Ágúst apartó los ojos de ella y los dirigió hacia el sobrecito oscuro. Alargó una mano y miró lo que contenía. Luego miró a Dís.

– Ni se te ocurra tocarlo -dijo ella con calma-. Quién sabe si esto acabará en manos de la policía -vio que el gesto de Ágúst se endurecía y se apresuró a añadir con toda sinceridad-: Si tú has tenido algo que ver, esto se queda así; si no, no tendré más remedio que entregárselo a la policía. Lo cogí de la mesilla de noche de Alda -señaló la bolsita-. Pero el problema llegará en su momento. Primero pongamos las cosas en claro -le miró-. No me mires así hasta que hayas visto bien lo que es. Míralo.

Ágúst apartó cuidadosamente el plástico con el dedo índice. No necesitó sacar la bolsa del todo, pues en cuanto apareció, reconoció su contenido.

– Por mil demonios -dijo en voz baja; parecía abatido-. ¿Y qué hacemos ahora?

– Lo único que sé es que nadie se opuso a la excavación, excepto Markús -dijo Hjörtur dirigiéndose a un estante que parecía a punto de venirse abajo por el peso de las carpetas y las montañas de papeles. El arqueólogo puso en lo más alto del montón las hojas que tenía en la mano, y luego se volvió hacia Þóra y Bella-. Ni sus padres ni sus hermanos o hermanas. Y está completamente claro que esa tal Alda que mencionaste nunca se puso en contacto conmigo. Naturalmente, es posible que hablara con alguna otra persona del equipo, pero nadie ha hecho mención de ello.

Þóra asintió, decepcionada.

– ¿Intentarás comprobarlo? Si lo hizo, tendría gran importancia para el caso.

Hjörtur la miró con un gesto que era mezcla de compasión y frustración.

– Lo haré, aunque me parece bastante improbable.

Þóra percibió que había de ser prudente en su trato con el arqueólogo, para que no se le cerrara en banda. No tenía obligación ninguna de contestar a sus preguntas ni de ayudarla de ninguna otra forma.

– Te lo agradezco muchísimo -dijo Þóra, sumisa-. Sé que la aparición de esos cadáveres os ha interrumpido los trabajos, y me doy cuenta de que estarás tan deseoso como yo misma de que se solucione el caso. Por eso puede decirse que tenemos intereses coincidentes.

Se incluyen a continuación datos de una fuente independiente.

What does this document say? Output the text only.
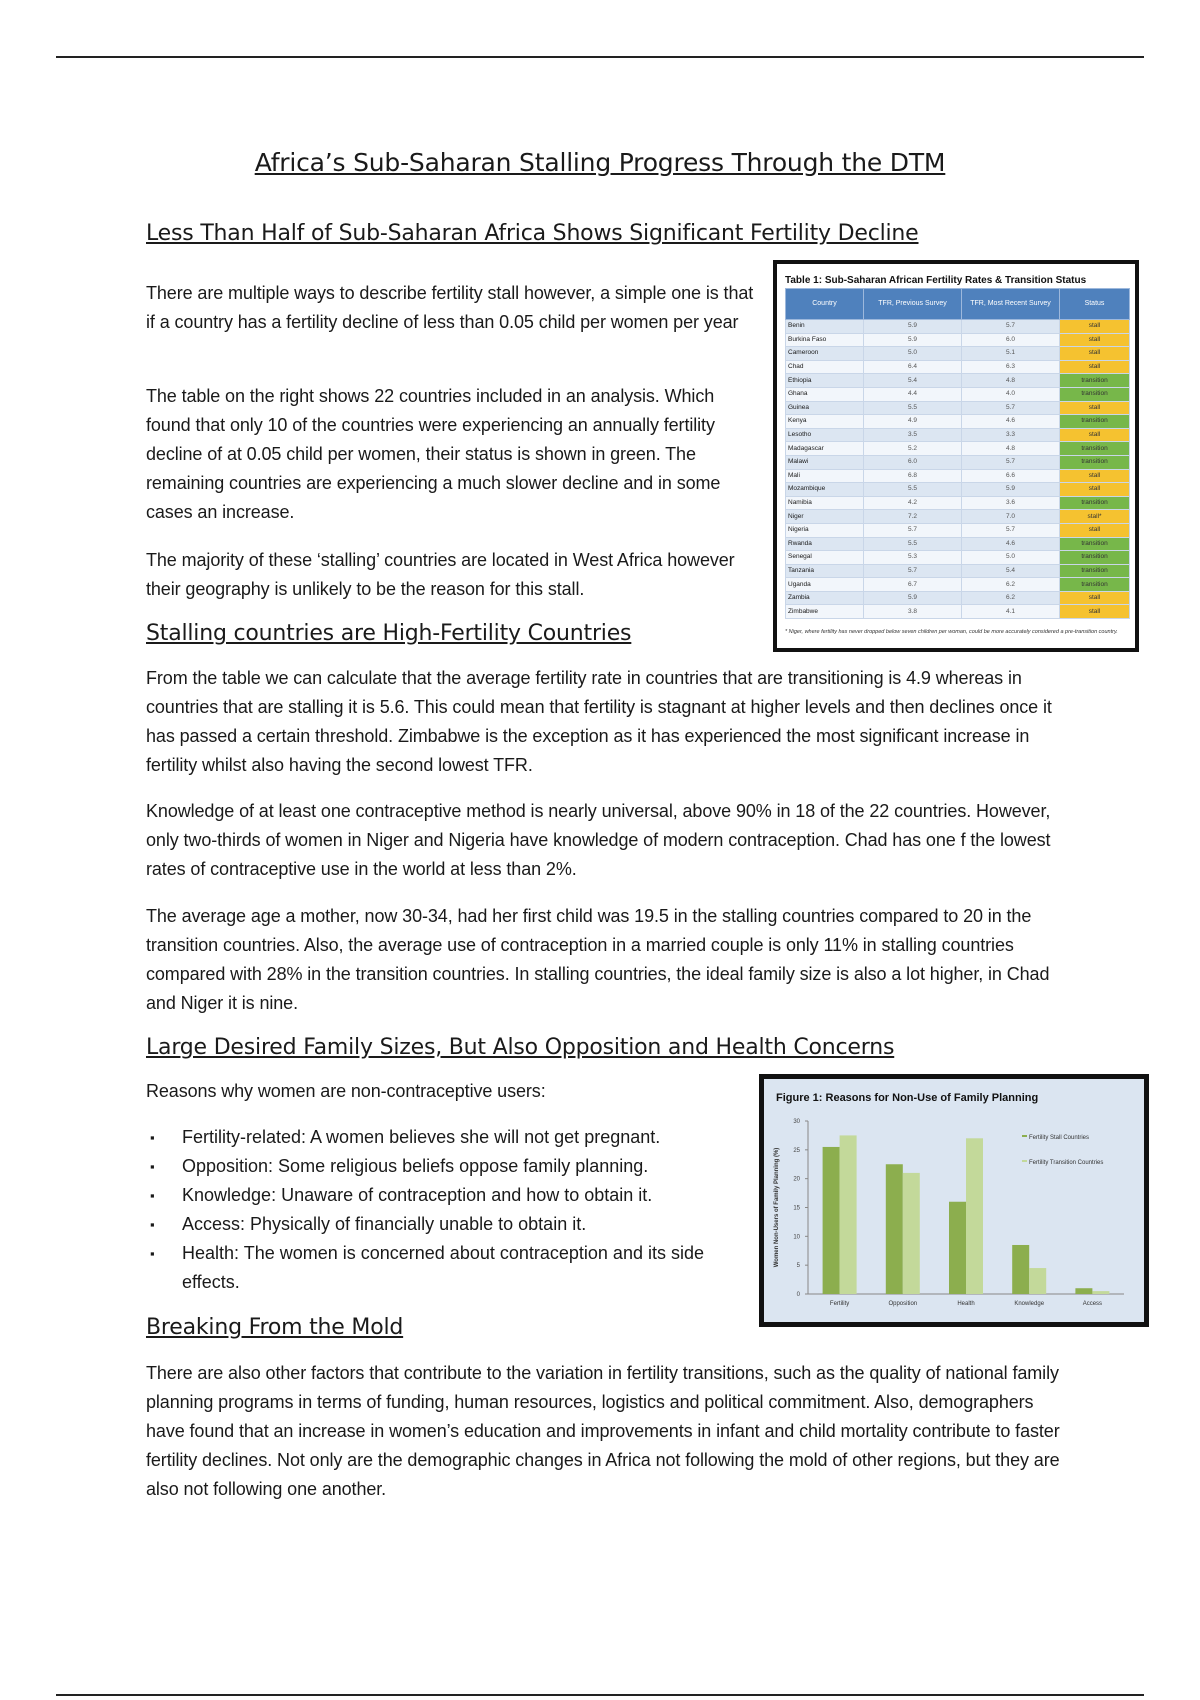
Africa’s Sub-Saharan Stalling Progress Through the DTM
Less Than Half of Sub-Saharan Africa Shows Significant Fertility Decline

There are multiple ways to describe fertility stall however, a simple one is that if a country has a fertility decline of less than 0.05 child per women per year

The table on the right shows 22 countries included in an analysis. Which found that only 10 of the countries were experiencing an annually fertility decline of at 0.05 child per women, their status is shown in green. The remaining countries are experiencing a much slower decline and in some cases an increase.

The majority of these ‘stalling’ countries are located in West Africa however their geography is unlikely to be the reason for this stall.

Stalling countries are High-Fertility Countries
Table 1: Sub-Saharan African Fertility Rates & Transition Status
Country	TFR, Previous Survey	TFR, Most Recent Survey	Status
Benin	5.9	5.7	stall
Burkina Faso	5.9	6.0	stall
Cameroon	5.0	5.1	stall
Chad	6.4	6.3	stall
Ethiopia	5.4	4.8	transition
Ghana	4.4	4.0	transition
Guinea	5.5	5.7	stall
Kenya	4.9	4.6	transition
Lesotho	3.5	3.3	stall
Madagascar	5.2	4.8	transition
Malawi	6.0	5.7	transition
Mali	6.8	6.6	stall
Mozambique	5.5	5.9	stall
Namibia	4.2	3.6	transition
Niger	7.2	7.0	stall*
Nigeria	5.7	5.7	stall
Rwanda	5.5	4.6	transition
Senegal	5.3	5.0	transition
Tanzania	5.7	5.4	transition
Uganda	6.7	6.2	transition
Zambia	5.9	6.2	stall
Zimbabwe	3.8	4.1	stall
* Niger, where fertility has never dropped below seven children per woman, could be more accurately considered a pre-transition country.

From the table we can calculate that the average fertility rate in countries that are transitioning is 4.9 whereas in countries that are stalling it is 5.6. This could mean that fertility is stagnant at higher levels and then declines once it has passed a certain threshold. Zimbabwe is the exception as it has experienced the most significant increase in fertility whilst also having the second lowest TFR.

Knowledge of at least one contraceptive method is nearly universal, above 90% in 18 of the 22 countries. However, only two-thirds of women in Niger and Nigeria have knowledge of modern contraception. Chad has one f the lowest rates of contraceptive use in the world at less than 2%.

The average age a mother, now 30-34, had her first child was 19.5 in the stalling countries compared to 20 in the transition countries. Also, the average use of contraception in a married couple is only 11% in stalling countries compared with 28% in the transition countries. In stalling countries, the ideal family size is also a lot higher, in Chad and Niger it is nine.

Large Desired Family Sizes, But Also Opposition and Health Concerns

Reasons why women are non-contraceptive users:

▪ Fertility-related: A women believes she will not get pregnant.
▪ Opposition: Some religious beliefs oppose family planning.
▪ Knowledge: Unaware of contraception and how to obtain it.
▪ Access: Physically of financially unable to obtain it.
▪ Health: The women is concerned about contraception and its side effects.
Figure 1: Reasons for Non-Use of Family Planning
Women Non-Users of Family Planning (%)
0
5
10
15
20
25
30
Fertility	Opposition	Health	Knowledge	Access
Fertility Stall Countries
Fertility Transition Countries
Breaking From the Mold

There are also other factors that contribute to the variation in fertility transitions, such as the quality of national family planning programs in terms of funding, human resources, logistics and political commitment. Also, demographers have found that an increase in women’s education and improvements in infant and child mortality contribute to faster fertility declines. Not only are the demographic changes in Africa not following the mold of other regions, but they are also not following one another.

Hjörtur no parecía muy dispuesto a tragarse aquello sin más.

– Ciertamente, espero que la policía termine lo antes posible, pero a mí no me importa tanto como a ti. Lo que me está esperando a mí lleva ahí treinta y cinco años. Unos días o unas semanas más no cambiarán demasiado el contexto general. De manera que no somos compañeros de armas en este asunto -cruzó los brazos-. Si no hay nada más que pueda hacer por vosotras, me gustaría seguir trabajando. Estoy utilizando este tiempo muerto para redactar unos informes que tengo pendientes. No nos podemos quedar rascándonos la barriga hasta que vuelvan a abrir el escenario, cuando llegue el momento.